No bull: This event needs to end


Jesus Diges / EFE / Zuma Press / TNS

Several runners, or mozos, are chased by bulls, from El Tajo y la Reina ranch, on July 8, 2015, in Pamplona, northern Spain.

Britni Petitt, Photo Editor

The second week of July, every year, over a million people fill the streets of Pamplona, Spain for the San Fermin festival and running of the bull. The festival hasn’t always been this large but was brought to international attention by Ernest Hemingway in the late 1920’s with his book, The Sun Also Rises. Bull runs gained more participants in the 70’s when women were allowed to compete for the first time.  While many flocked to participate in or to watch the bull runs, others criticized various things including, the treatment of the animals, danger involved with the runs, and multiple allegations of sexual harassment.

In recent years, to deal with the allegations, police presence has been increased and more security cameras have been put up to monitor crowds. The use of non-slip chemicals and other safety measures were protested by runners, despite 35 people being injured this year alone and 16 deaths reported since 1910. There are requirements to compete in the runs including that participants must be 18 years old and sober.

Most bans on lethal bull runs have been overturned by different courts, including the Supreme Court as the runs themselves are protected as cultural heritage under the Spanish Constitution.

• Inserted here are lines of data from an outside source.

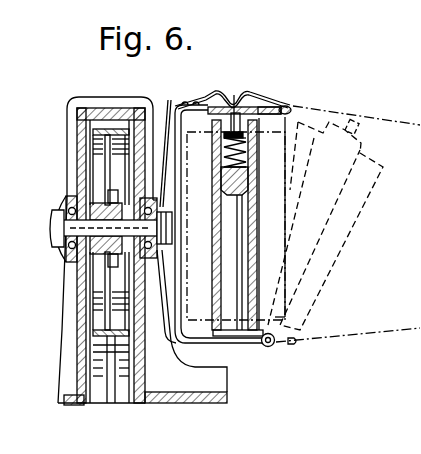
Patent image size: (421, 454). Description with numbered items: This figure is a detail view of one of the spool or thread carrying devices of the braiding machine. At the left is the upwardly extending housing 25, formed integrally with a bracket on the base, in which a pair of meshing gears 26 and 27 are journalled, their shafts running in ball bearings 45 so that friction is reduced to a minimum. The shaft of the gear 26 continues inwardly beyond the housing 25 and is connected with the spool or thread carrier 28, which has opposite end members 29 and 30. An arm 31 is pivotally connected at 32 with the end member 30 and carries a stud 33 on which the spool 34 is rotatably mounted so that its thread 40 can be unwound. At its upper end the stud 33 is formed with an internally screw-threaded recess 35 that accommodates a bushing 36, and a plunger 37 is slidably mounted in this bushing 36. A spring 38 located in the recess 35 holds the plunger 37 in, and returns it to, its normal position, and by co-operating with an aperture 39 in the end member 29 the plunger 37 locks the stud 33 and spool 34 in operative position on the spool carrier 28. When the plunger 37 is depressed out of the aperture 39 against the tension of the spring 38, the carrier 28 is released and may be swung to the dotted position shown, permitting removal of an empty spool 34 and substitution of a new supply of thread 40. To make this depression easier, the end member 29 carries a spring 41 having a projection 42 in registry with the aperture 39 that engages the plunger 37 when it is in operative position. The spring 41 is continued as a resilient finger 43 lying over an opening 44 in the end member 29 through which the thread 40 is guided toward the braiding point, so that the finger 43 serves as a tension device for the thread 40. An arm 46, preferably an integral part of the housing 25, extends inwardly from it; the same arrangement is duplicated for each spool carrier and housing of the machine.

The housing 25 is at (78, 297).
The gear 26 is at (93, 146).
The gear 27 is at (110, 375).
The spool or thread carrier 28 is at (175, 252).
The end member 29 is at (264, 108).
The end member 30 is at (243, 345).
The arm 31 is at (223, 335).
The pivot 32 is at (272, 345).
The stud 33 is at (228, 212).
The spool 34 is at (257, 212).
The recess 35 is at (291, 231).
The bushing 36 is at (252, 108).
The plunger 37 is at (211, 121).
The spring 38 is at (225, 153).
The aperture 39 is at (240, 129).
The thread 40 is at (338, 113).
The spring 41 is at (216, 93).
The projection 42 is at (229, 100).
The resilient finger 43 is at (291, 108).
The opening 44 is at (288, 104).
The ball bearings 45 is at (56, 217).
The arm 46 is at (173, 397).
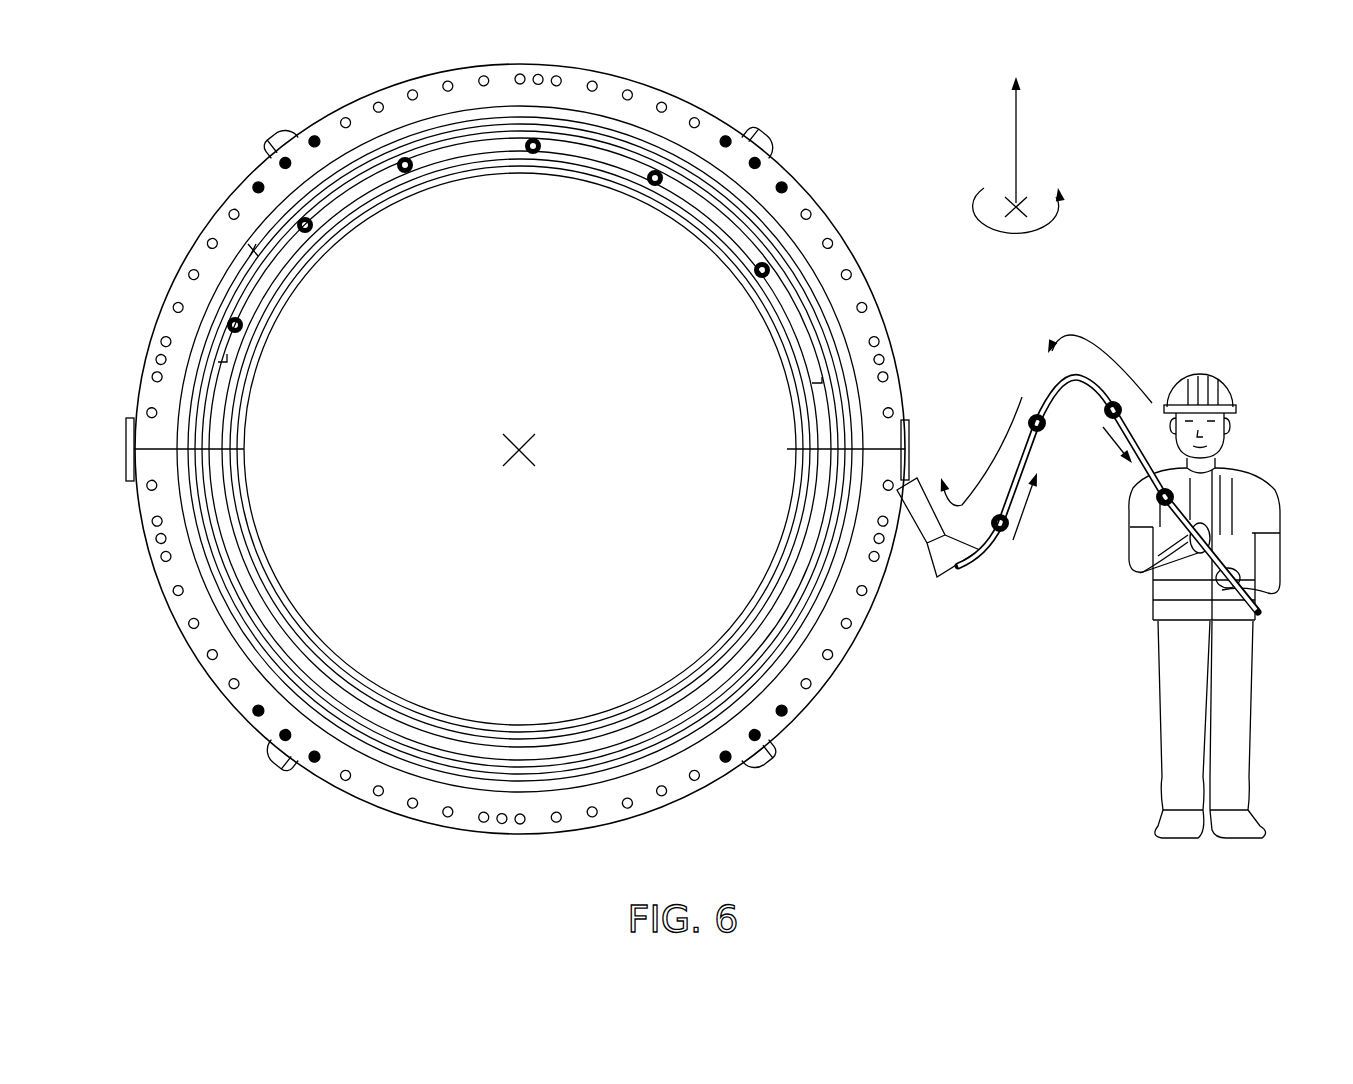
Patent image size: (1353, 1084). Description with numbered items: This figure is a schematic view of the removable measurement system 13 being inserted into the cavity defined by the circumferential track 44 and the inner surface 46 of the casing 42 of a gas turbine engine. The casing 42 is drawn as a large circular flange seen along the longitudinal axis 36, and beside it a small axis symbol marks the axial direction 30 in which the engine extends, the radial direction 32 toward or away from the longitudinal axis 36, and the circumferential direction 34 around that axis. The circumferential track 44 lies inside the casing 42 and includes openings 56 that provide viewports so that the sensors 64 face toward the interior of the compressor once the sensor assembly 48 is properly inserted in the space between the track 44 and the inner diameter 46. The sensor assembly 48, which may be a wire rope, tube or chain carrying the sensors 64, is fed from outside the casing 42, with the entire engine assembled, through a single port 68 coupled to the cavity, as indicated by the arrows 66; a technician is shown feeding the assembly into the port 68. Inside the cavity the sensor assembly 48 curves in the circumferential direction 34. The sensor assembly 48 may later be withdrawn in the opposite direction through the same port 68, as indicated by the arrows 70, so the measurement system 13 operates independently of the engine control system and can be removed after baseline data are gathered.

The measurement system 13 is at (1120, 472).
The axial direction 30 is at (1025, 196).
The radial direction 32 is at (1015, 137).
The circumferential direction 34 is at (1028, 233).
The longitudinal axis 36 is at (500, 447).
The casing 42 is at (812, 180).
The circumferential track 44 is at (253, 250).
The inner surface of the casing 46 is at (806, 432).
The sensor assembly 48 is at (1083, 385).
The openings 56 is at (533, 157).
The sensors 64 is at (1035, 415).
The arrows 66 is at (1003, 437).
The port 68 is at (918, 590).
The arrows 70 is at (1020, 518).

After 1591, the townspeople of Pamplona moved the San Fermin festival from autumn to summer. This worked out well since it coincided with a large trade fair. For farmers to get their bulls to the bull ring, they would herd them through town. To make the process faster, many would try to excite them and run with them. It’s not certain when others began joining the runs, but it’s grown to now having hundreds of people competing. Many similar festivals around Spain now include bull runs, including Toro de la Vega in Tordesillas.

Shockingly, when Tordesillas local council wanted to change a sentence in a law passed by Castilla y León regional High Court that outlawed Toro de la Vega and the death of bulls in fiestas, the Supreme Court upheld it. It’s considered the first victory for animal’s rights activists who seek to end the practice.

Victory aside, Pamplona is the largest bull run in the nation. The mayor would be open to phasing out bull runs there as well, but it’s too early to tell if the court’s decision is here to stay.